My latest Tarot deck arrived today, Liber T: Tarot of Stars Eternal. It was designed by Roberto Negrini and illustrated by Andrea Serio.
Liber T is a sort of mash-up of Crowley’s Book of Thoth (that’s the ‘Liber’ and the ‘T’ right there), with some further Golden Dawn astrological influences and Egyptian astronomy (allegedly). At first sight (online) it looked to be a simpler deck, with softer art; not so: The Majors are indeed a little more simple, but the pips have whole new illustrations and attributions added to them that still incorporates Frieda Harris’ original symbolic representation. So, it is in fact quite “heavy”. This will never be a practical, working deck for me, but I will spend hours just contemplating the imagery and holding it up against Crowley’s work.
(Comparison of all cards at Albideuter.)
But the artwork is wonderful, and I am thinking about getting Serio’s Dante Tarot as well, just for the art (not that I have anything against Dante, mind). One gripe: there is only a thin booklet, and this deck really needs a good companion guide. Also, as with most of Lo Scarabeo’s decks, the titles are in different languages, which does clutter the frame slightly – wouldn’t English, and possibly French, have sufficed?

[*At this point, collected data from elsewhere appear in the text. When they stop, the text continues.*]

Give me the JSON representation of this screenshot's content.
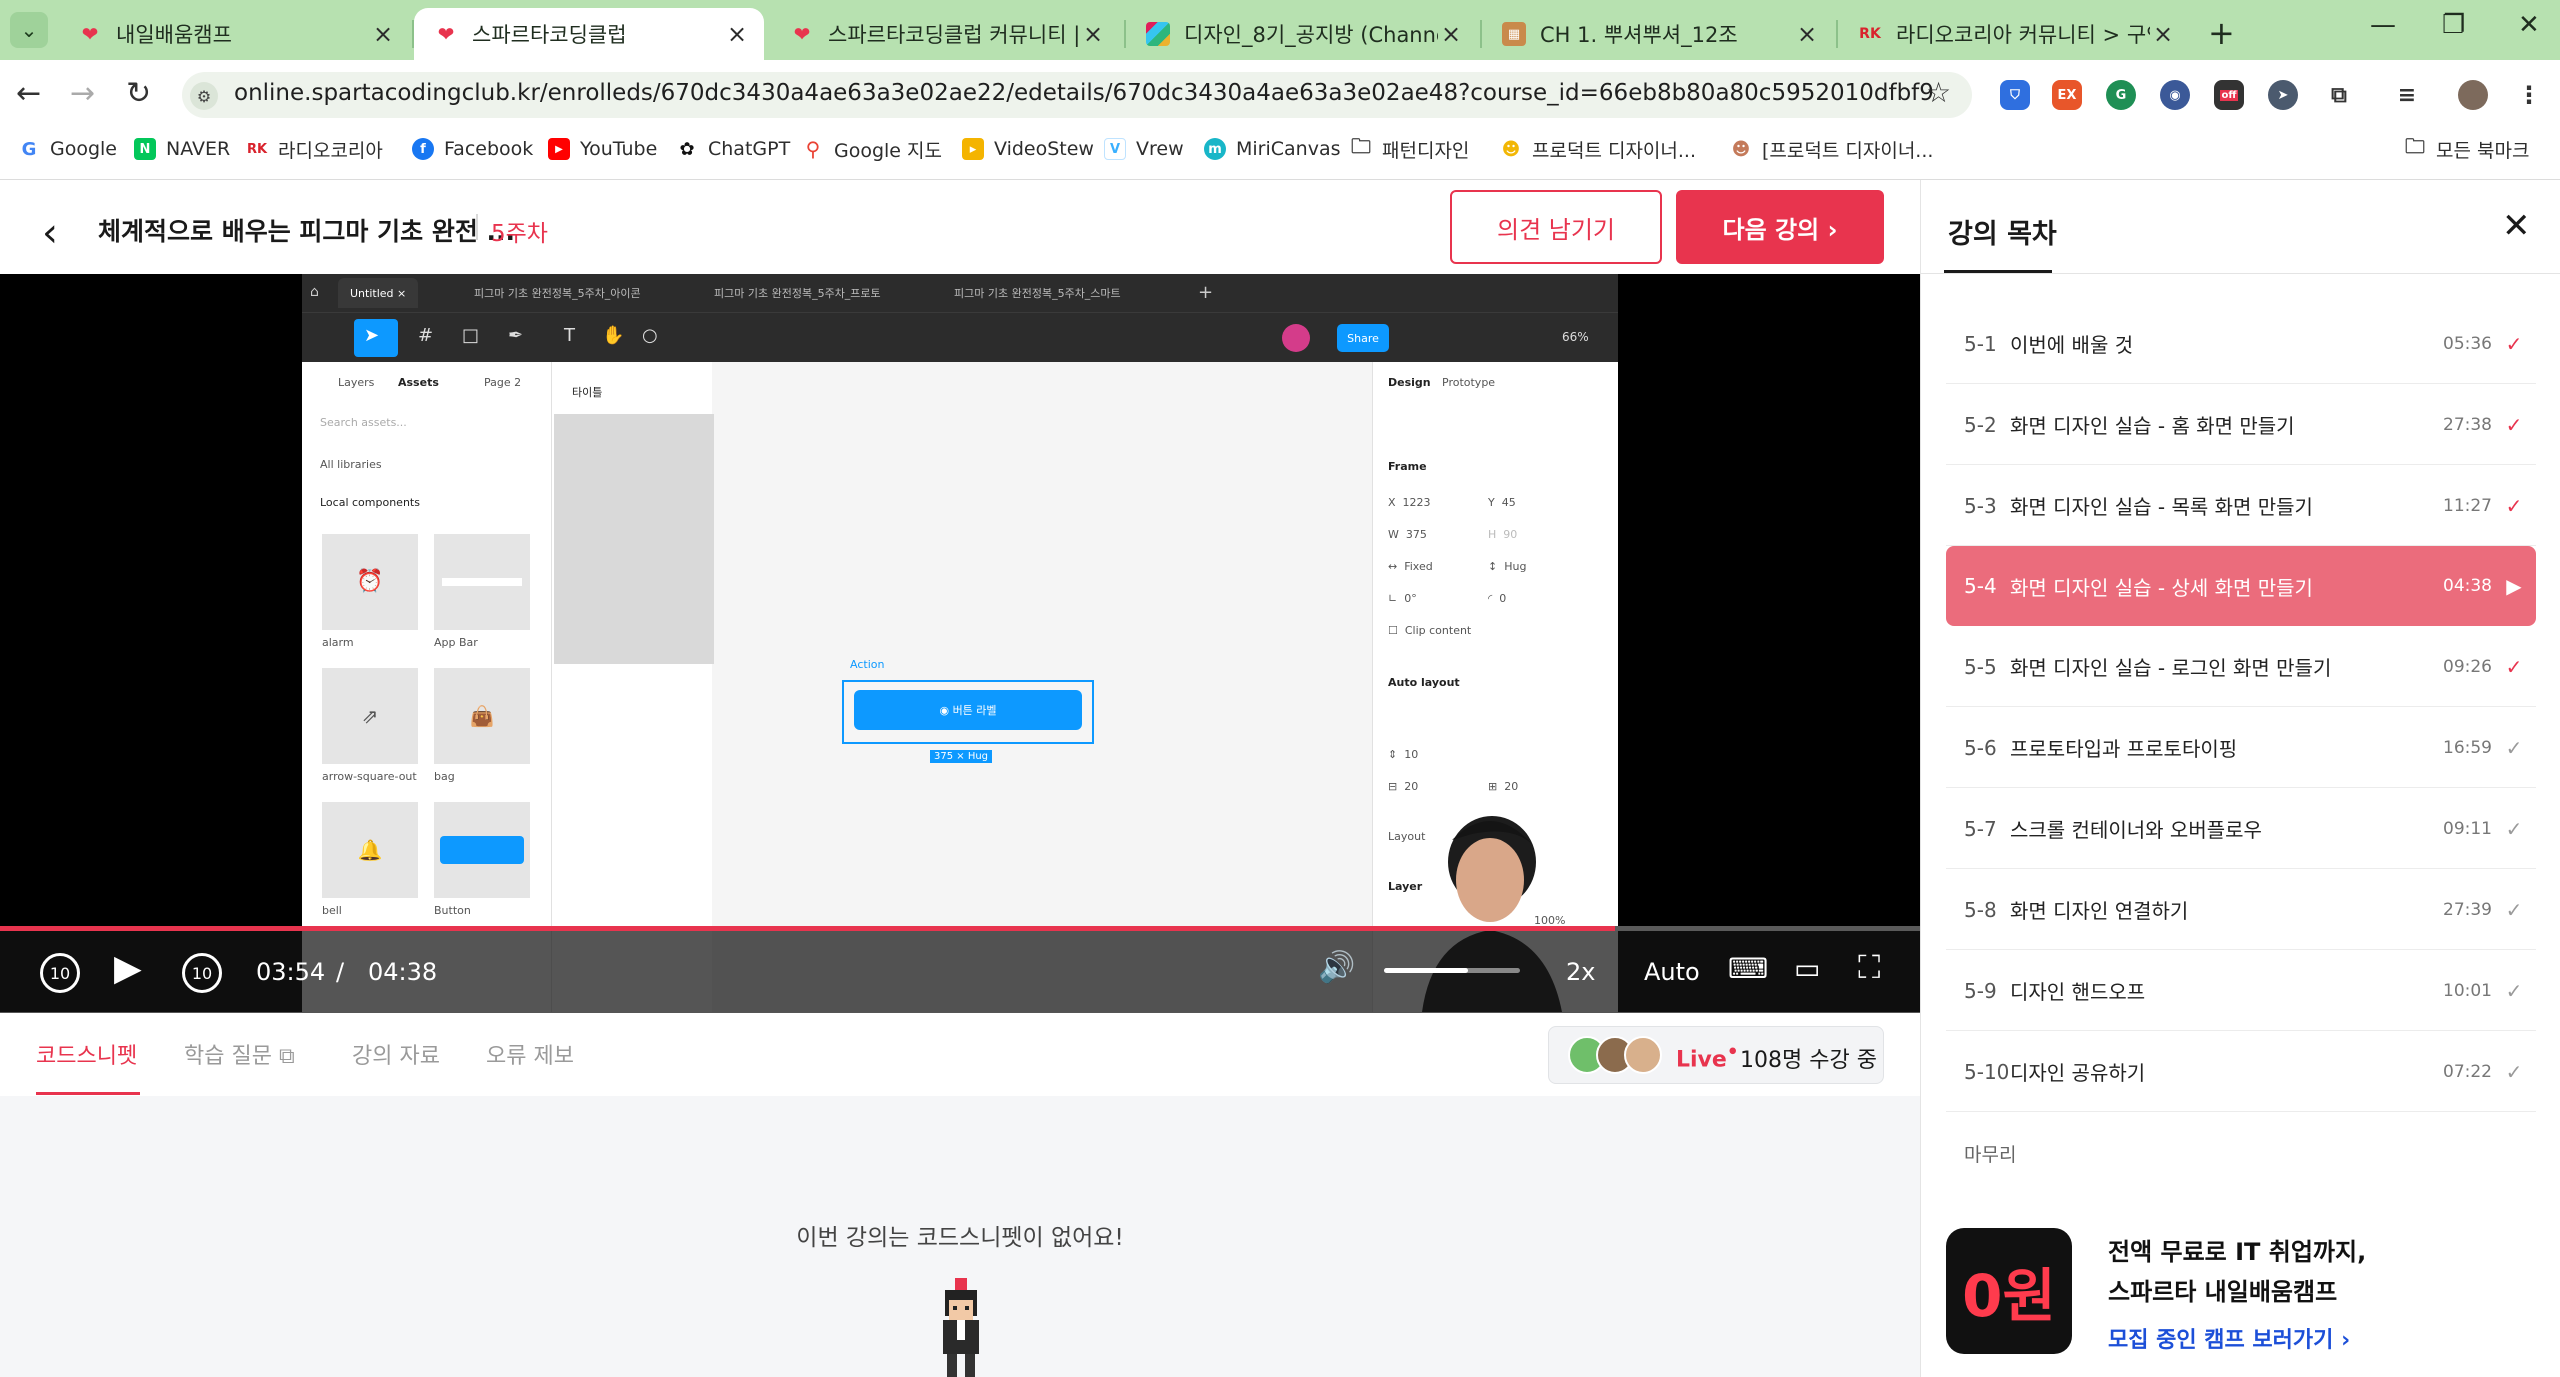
{
  "browser": {
    "tabs": [
      {
        "title": "내일배움캠프",
        "active": false
      },
      {
        "title": "스파르타코딩클럽",
        "active": true
      },
      {
        "title": "스파르타코딩클럽 커뮤니티 | 스",
        "active": false
      },
      {
        "title": "디자인_8기_공지방 (Channel) -",
        "active": false
      },
      {
        "title": "CH 1. 뿌셔뿌셔_12조",
        "active": false
      },
      {
        "title": "라디오코리아 커뮤니티 > 구인",
        "active": false
      }
    ],
    "url": "online.spartacodingclub.kr/enrolleds/670dc3430a4ae63a3e02ae22/edetails/670dc3430a4ae63a3e02ae48?course_id=66eb8b80a80c5952010dfbf9",
    "extensions": [
      "EX",
      "off"
    ],
    "bookmarks": [
      {
        "label": "Google",
        "icon": "google-icon"
      },
      {
        "label": "NAVER",
        "icon": "naver-icon"
      },
      {
        "label": "라디오코리아",
        "icon": "rk-icon"
      },
      {
        "label": "Facebook",
        "icon": "facebook-icon"
      },
      {
        "label": "YouTube",
        "icon": "youtube-icon"
      },
      {
        "label": "ChatGPT",
        "icon": "chatgpt-icon"
      },
      {
        "label": "Google 지도",
        "icon": "maps-icon"
      },
      {
        "label": "VideoStew",
        "icon": "videostew-icon"
      },
      {
        "label": "Vrew",
        "icon": "vrew-icon"
      },
      {
        "label": "MiriCanvas",
        "icon": "miricanvas-icon"
      },
      {
        "label": "패턴디자인",
        "icon": "folder-icon"
      },
      {
        "label": "프로덕트 디자이너...",
        "icon": "emoji-icon"
      },
      {
        "label": "[프로덕트 디자이너...",
        "icon": "emoji-icon"
      }
    ],
    "all_bookmarks": "모든 북마크"
  },
  "header": {
    "course_title": "체계적으로 배우는 피그마 기초 완전 ...",
    "week": "5주차",
    "feedback_button": "의견 남기기",
    "next_button": "다음 강의"
  },
  "player": {
    "current_time": "03:54",
    "time_sep": "/",
    "duration": "04:38",
    "progress": 0.841,
    "volume": 0.62,
    "speed": "2x",
    "quality": "Auto",
    "skip_back": "10",
    "skip_forward": "10"
  },
  "figma": {
    "tabs": [
      "Untitled",
      "피그마 기초 완전정복_5주차_아이콘",
      "피그마 기초 완전정복_5주차_프로토",
      "피그마 기초 완전정복_5주차_스마트"
    ],
    "share": "Share",
    "zoom": "66%",
    "left_tabs": [
      "Layers",
      "Assets",
      "Page 2"
    ],
    "search_placeholder": "Search assets...",
    "libraries": "All libraries",
    "local_components": "Local components",
    "components": [
      "alarm",
      "App Bar",
      "arrow-square-out",
      "bag",
      "bell",
      "Button"
    ],
    "frame_label": "타이틀",
    "right_tabs": [
      "Design",
      "Prototype"
    ],
    "frame_section": "Frame",
    "x": "1223",
    "y": "45",
    "w": "375",
    "h": "90",
    "fixed": "Fixed",
    "hug": "Hug",
    "rotation": "0°",
    "radius": "0",
    "clip": "Clip content",
    "auto_layout": "Auto layout",
    "gap": "10",
    "pad1": "20",
    "pad2": "20",
    "layout": "Layout",
    "layer": "Layer",
    "layer_opacity": "100%",
    "action_label": "Action",
    "action_button": "버튼 라벨",
    "hug_badge": "375 × Hug"
  },
  "content_tabs": [
    {
      "label": "코드스니펫",
      "active": true
    },
    {
      "label": "학습 질문",
      "active": false
    },
    {
      "label": "강의 자료",
      "active": false
    },
    {
      "label": "오류 제보",
      "active": false
    }
  ],
  "live": {
    "label": "Live",
    "count": "108명 수강 중"
  },
  "empty_message": "이번 강의는 코드스니펫이 없어요!",
  "sidebar": {
    "title": "강의 목차",
    "lessons": [
      {
        "num": "5-1",
        "title": "이번에 배울 것",
        "duration": "05:36",
        "status": "done"
      },
      {
        "num": "5-2",
        "title": "화면 디자인 실습 - 홈 화면 만들기",
        "duration": "27:38",
        "status": "done"
      },
      {
        "num": "5-3",
        "title": "화면 디자인 실습 - 목록 화면 만들기",
        "duration": "11:27",
        "status": "done"
      },
      {
        "num": "5-4",
        "title": "화면 디자인 실습 - 상세 화면 만들기",
        "duration": "04:38",
        "status": "playing"
      },
      {
        "num": "5-5",
        "title": "화면 디자인 실습 - 로그인 화면 만들기",
        "duration": "09:26",
        "status": "done"
      },
      {
        "num": "5-6",
        "title": "프로토타입과 프로토타이핑",
        "duration": "16:59",
        "status": "todo"
      },
      {
        "num": "5-7",
        "title": "스크롤 컨테이너와 오버플로우",
        "duration": "09:11",
        "status": "todo"
      },
      {
        "num": "5-8",
        "title": "화면 디자인 연결하기",
        "duration": "27:39",
        "status": "todo"
      },
      {
        "num": "5-9",
        "title": "디자인 핸드오프",
        "duration": "10:01",
        "status": "todo"
      },
      {
        "num": "5-10",
        "title": "디자인 공유하기",
        "duration": "07:22",
        "status": "todo"
      }
    ],
    "finale": "마무리",
    "promo": {
      "logo_text": "0원",
      "line1": "전액 무료로 IT 취업까지,",
      "line2": "스파르타 내일배움캠프",
      "link": "모집 중인 캠프 보러가기"
    }
  },
  "colors": {
    "accent": "#e8344e",
    "active_lesson": "#eb6c7c",
    "tab_strip": "#b7e1b0",
    "link": "#1c4fd8"
  }
}
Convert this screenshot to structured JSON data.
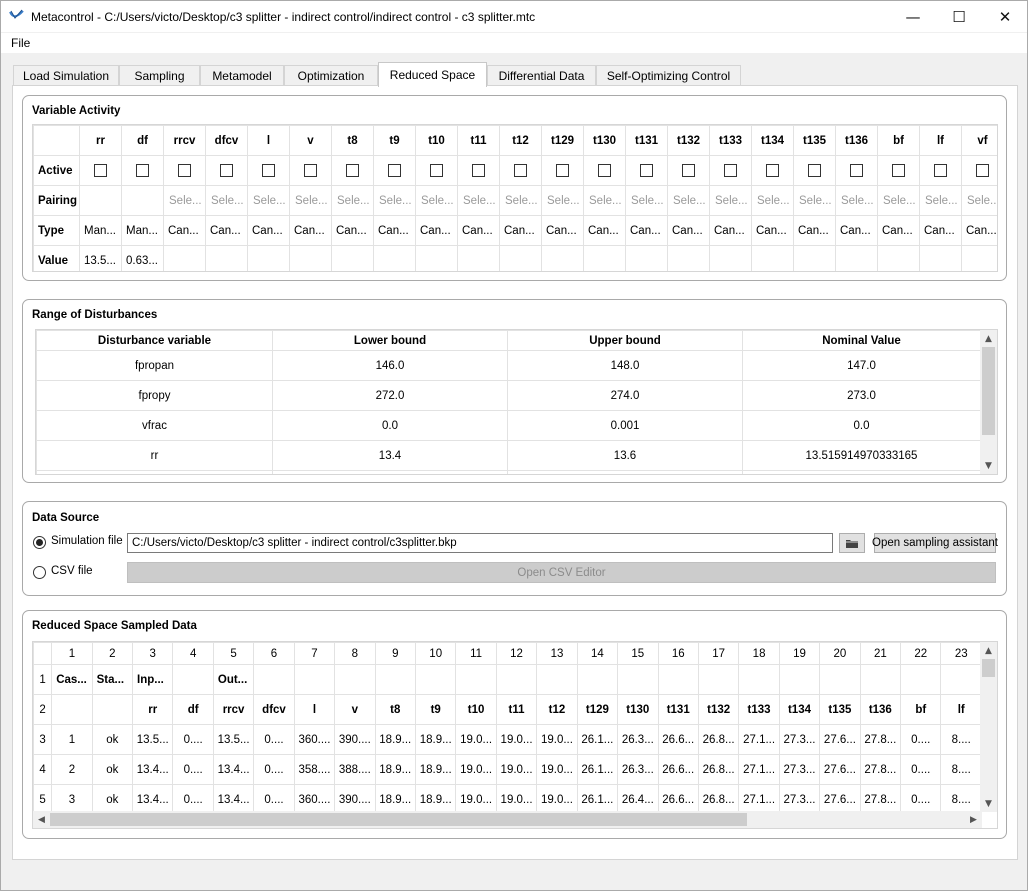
{
  "window": {
    "title": "Metacontrol - C:/Users/victo/Desktop/c3 splitter - indirect control/indirect control - c3 splitter.mtc",
    "minimize": "—",
    "maximize": "☐",
    "close": "✕"
  },
  "menu": {
    "file": "File"
  },
  "tabs": [
    "Load Simulation",
    "Sampling",
    "Metamodel",
    "Optimization",
    "Reduced Space",
    "Differential Data",
    "Self-Optimizing Control"
  ],
  "active_tab": "Reduced Space",
  "variable_activity": {
    "title": "Variable Activity",
    "row_labels": {
      "active": "Active",
      "pairing": "Pairing",
      "type": "Type",
      "value": "Value"
    },
    "columns": [
      "rr",
      "df",
      "rrcv",
      "dfcv",
      "l",
      "v",
      "t8",
      "t9",
      "t10",
      "t11",
      "t12",
      "t129",
      "t130",
      "t131",
      "t132",
      "t133",
      "t134",
      "t135",
      "t136",
      "bf",
      "lf",
      "vf"
    ],
    "pairing": [
      "",
      "",
      "Sele...",
      "Sele...",
      "Sele...",
      "Sele...",
      "Sele...",
      "Sele...",
      "Sele...",
      "Sele...",
      "Sele...",
      "Sele...",
      "Sele...",
      "Sele...",
      "Sele...",
      "Sele...",
      "Sele...",
      "Sele...",
      "Sele...",
      "Sele...",
      "Sele...",
      "Sele..."
    ],
    "type": [
      "Man...",
      "Man...",
      "Can...",
      "Can...",
      "Can...",
      "Can...",
      "Can...",
      "Can...",
      "Can...",
      "Can...",
      "Can...",
      "Can...",
      "Can...",
      "Can...",
      "Can...",
      "Can...",
      "Can...",
      "Can...",
      "Can...",
      "Can...",
      "Can...",
      "Can..."
    ],
    "value": [
      "13.5...",
      "0.63...",
      "",
      "",
      "",
      "",
      "",
      "",
      "",
      "",
      "",
      "",
      "",
      "",
      "",
      "",
      "",
      "",
      "",
      "",
      "",
      ""
    ]
  },
  "disturbances": {
    "title": "Range of Disturbances",
    "headers": [
      "Disturbance variable",
      "Lower bound",
      "Upper bound",
      "Nominal Value"
    ],
    "rows": [
      [
        "fpropan",
        "146.0",
        "148.0",
        "147.0"
      ],
      [
        "fpropy",
        "272.0",
        "274.0",
        "273.0"
      ],
      [
        "vfrac",
        "0.0",
        "0.001",
        "0.0"
      ],
      [
        "rr",
        "13.4",
        "13.6",
        "13.515914970333165"
      ]
    ]
  },
  "data_source": {
    "title": "Data Source",
    "simulation_label": "Simulation file",
    "simulation_path": "C:/Users/victo/Desktop/c3 splitter - indirect control/c3splitter.bkp",
    "csv_label": "CSV file",
    "open_sampling": "Open sampling assistant",
    "open_csv": "Open CSV Editor",
    "selected": "simulation"
  },
  "sampled": {
    "title": "Reduced Space Sampled Data",
    "col_numbers": [
      "1",
      "2",
      "3",
      "4",
      "5",
      "6",
      "7",
      "8",
      "9",
      "10",
      "11",
      "12",
      "13",
      "14",
      "15",
      "16",
      "17",
      "18",
      "19",
      "20",
      "21",
      "22",
      "23"
    ],
    "row_numbers": [
      "1",
      "2",
      "3",
      "4",
      "5"
    ],
    "rows": [
      [
        "Cas...",
        "Sta...",
        "Inp...",
        "",
        "Out...",
        "",
        "",
        "",
        "",
        "",
        "",
        "",
        "",
        "",
        "",
        "",
        "",
        "",
        "",
        "",
        "",
        "",
        ""
      ],
      [
        "",
        "",
        "rr",
        "df",
        "rrcv",
        "dfcv",
        "l",
        "v",
        "t8",
        "t9",
        "t10",
        "t11",
        "t12",
        "t129",
        "t130",
        "t131",
        "t132",
        "t133",
        "t134",
        "t135",
        "t136",
        "bf",
        "lf"
      ],
      [
        "1",
        "ok",
        "13.5...",
        "0....",
        "13.5...",
        "0....",
        "360....",
        "390....",
        "18.9...",
        "18.9...",
        "19.0...",
        "19.0...",
        "19.0...",
        "26.1...",
        "26.3...",
        "26.6...",
        "26.8...",
        "27.1...",
        "27.3...",
        "27.6...",
        "27.8...",
        "0....",
        "8...."
      ],
      [
        "2",
        "ok",
        "13.4...",
        "0....",
        "13.4...",
        "0....",
        "358....",
        "388....",
        "18.9...",
        "18.9...",
        "19.0...",
        "19.0...",
        "19.0...",
        "26.1...",
        "26.3...",
        "26.6...",
        "26.8...",
        "27.1...",
        "27.3...",
        "27.6...",
        "27.8...",
        "0....",
        "8...."
      ],
      [
        "3",
        "ok",
        "13.4...",
        "0....",
        "13.4...",
        "0....",
        "360....",
        "390....",
        "18.9...",
        "18.9...",
        "19.0...",
        "19.0...",
        "19.0...",
        "26.1...",
        "26.4...",
        "26.6...",
        "26.8...",
        "27.1...",
        "27.3...",
        "27.6...",
        "27.8...",
        "0....",
        "8...."
      ]
    ]
  },
  "icons": {
    "folder": "folder-icon",
    "app": "metacontrol-icon"
  },
  "colors": {
    "disabled_button": "#cccccc",
    "disabled_text": "#8c8c8c"
  }
}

Slight tangent for masonic relevance: There are thousands of Tarot decks, and collecting them is a terrible habit to get into, so I’ll try to resist. But I guess it compares to experiencing the different rituals of freemasonry: The basics are the same, but there are so many variations and aesthethics, and each time you learn something new, even if it’s only in the details.